Тимоти задумался, раскрыл рот, начал было: «Ну…» — и смолк.

— Говори. Я знаю твои мысли, но ты должен высказать их сам.

— Нет, — сказал Тимоти. — Я не хочу быть таким, как вы.

— Это что, начало мудрости? — пергаментно улыбнулась Прабабушка.

— Не знаю. Я думал. Я смотрел на всех вас и в конце концов решил, что я, пожалуй, хотел бы иметь такую же жизнь, как у большинства людей. Я хочу знать, что когда-то я родился и, наверное, должен смириться с тем фактом, что когда-нибудь я умру. Но глядя на вас, наблюдая за вами, я как-то вот думаю, что все эти долгие ваши годы не имеют особого значения.

— Что ты имеешь в виду? — спросила Прабабушка. Порыв ветра швырнул в окно пригоршню искр, опалив четырехтысячелетнее полотно ее савана.

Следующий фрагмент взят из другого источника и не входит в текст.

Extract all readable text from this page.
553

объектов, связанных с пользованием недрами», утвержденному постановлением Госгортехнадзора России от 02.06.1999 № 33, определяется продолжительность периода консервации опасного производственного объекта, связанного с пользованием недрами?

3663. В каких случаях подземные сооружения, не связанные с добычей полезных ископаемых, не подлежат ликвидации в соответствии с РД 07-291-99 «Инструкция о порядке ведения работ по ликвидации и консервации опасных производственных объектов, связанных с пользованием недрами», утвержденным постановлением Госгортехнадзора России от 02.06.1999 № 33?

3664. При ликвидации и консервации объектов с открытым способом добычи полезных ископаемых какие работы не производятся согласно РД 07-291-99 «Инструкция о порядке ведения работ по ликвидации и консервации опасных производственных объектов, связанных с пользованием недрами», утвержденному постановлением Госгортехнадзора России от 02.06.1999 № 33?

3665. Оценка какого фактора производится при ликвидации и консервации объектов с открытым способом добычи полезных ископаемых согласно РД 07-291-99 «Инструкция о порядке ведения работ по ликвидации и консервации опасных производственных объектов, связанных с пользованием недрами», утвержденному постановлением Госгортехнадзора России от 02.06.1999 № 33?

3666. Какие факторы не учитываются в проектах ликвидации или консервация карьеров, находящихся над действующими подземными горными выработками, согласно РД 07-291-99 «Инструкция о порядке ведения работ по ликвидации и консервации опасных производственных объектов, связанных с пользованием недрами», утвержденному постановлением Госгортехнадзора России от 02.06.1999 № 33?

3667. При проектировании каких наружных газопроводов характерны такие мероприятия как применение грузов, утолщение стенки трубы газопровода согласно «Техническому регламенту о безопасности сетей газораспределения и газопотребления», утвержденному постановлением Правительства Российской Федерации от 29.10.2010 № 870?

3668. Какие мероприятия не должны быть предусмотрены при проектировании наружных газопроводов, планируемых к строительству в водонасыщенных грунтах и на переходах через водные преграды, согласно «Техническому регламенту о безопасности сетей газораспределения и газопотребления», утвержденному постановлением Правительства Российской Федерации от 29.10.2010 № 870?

— Ну вот, скажем, счастливы ли вы? Вряд ли, и мне очень от этого грустно. Я просыпаюсь ночью и плачу, понимая, что вы имели в своем распоряжении все эти долгие, почти бесконечные годы и это не принесло вам особой радости.

— Да, Тимоти. Время — тяжкая ноша. Мы слишком много знаем. Воистину мы жили чересчур долго. И тебе, в твоей новообретенной мудрости, надо приложить все старания, чтобы сделать свою жизнь полной, наслаждаться каждым моментом и когда-нибудь, через много лет, уснуть спокойно, зная, что жизнь твоя удалась и что мы, Семья, тебя любим. Ну что ж, пора и уходить, здесь нам делать больше нечего. Бери меня на руки и неси, дитя; ты будешь моим спасителем.

— Я не смогу! — испугался Тимоти.

— Я легка, как пух одуванчика, как семечко чертополоха, — прохрипела Неф. — Чтобы поднять меня и увлечь, хватит легчайшего твоего дуновения.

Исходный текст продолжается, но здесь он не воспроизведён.